You've got a lucky shirt, don't you?
If you're like me you've had a few. The shirt you wore to all your high school dances. You felt taller and stronger in that shirt than any other shirt you owned. Then there was the new lucky shirt you had when you got to college; the one you wore when you took your Physics final and somehow aced it. Then the shirt that became the last lucky shirt you were ever going to need after that you wore on the first date that wound up at her place and she wore when she made you breakfast the next morning; the night and the day you still think about every time you look at the woman who became your wife. That shirt is still in your closet somewhere, isn't it? You'd never throw that shirt out. That shirt is straight voodoo. It's more powerful than the little blue blanket you had when you were just a year old and still sucking your thumb and that little blue blanket protected you from the monsters in your closet and your lucky shirt is is way more magical cotton blend bulletproof than that. There's nothing you couldn't do in that shirt.

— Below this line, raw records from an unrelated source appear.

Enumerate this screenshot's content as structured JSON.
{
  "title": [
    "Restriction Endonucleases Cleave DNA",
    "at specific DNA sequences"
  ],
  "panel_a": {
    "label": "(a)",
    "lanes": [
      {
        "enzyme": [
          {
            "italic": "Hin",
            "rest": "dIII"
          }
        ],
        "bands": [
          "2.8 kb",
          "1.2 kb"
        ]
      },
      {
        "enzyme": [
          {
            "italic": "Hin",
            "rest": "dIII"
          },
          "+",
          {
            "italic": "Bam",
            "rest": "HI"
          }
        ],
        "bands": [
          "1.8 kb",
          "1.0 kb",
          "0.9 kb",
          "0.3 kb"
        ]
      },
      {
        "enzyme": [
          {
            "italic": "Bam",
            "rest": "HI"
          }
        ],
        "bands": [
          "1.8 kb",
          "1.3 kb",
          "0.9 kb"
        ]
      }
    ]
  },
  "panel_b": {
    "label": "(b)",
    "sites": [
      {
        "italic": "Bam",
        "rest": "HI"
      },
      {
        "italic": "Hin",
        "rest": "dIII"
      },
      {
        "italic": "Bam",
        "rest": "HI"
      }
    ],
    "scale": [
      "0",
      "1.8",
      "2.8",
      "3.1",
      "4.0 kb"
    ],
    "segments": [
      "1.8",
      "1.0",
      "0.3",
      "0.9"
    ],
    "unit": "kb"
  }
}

Wearing that shirt, you could rally your team from a 25-point deficit in the Super Bowl and lead them to victory in overtime.
$500,000?
Nice opening bid.
Tom Brady has already said he wants to take advantage of getting his Super Bowl 51 jersey back to make something "very positive" happen. I would suggest that before he does anything else he puts that jersey on and visits hospitals, laying his hands on the lame and halt.
You know, just in case, because that's one damned lucky shirt.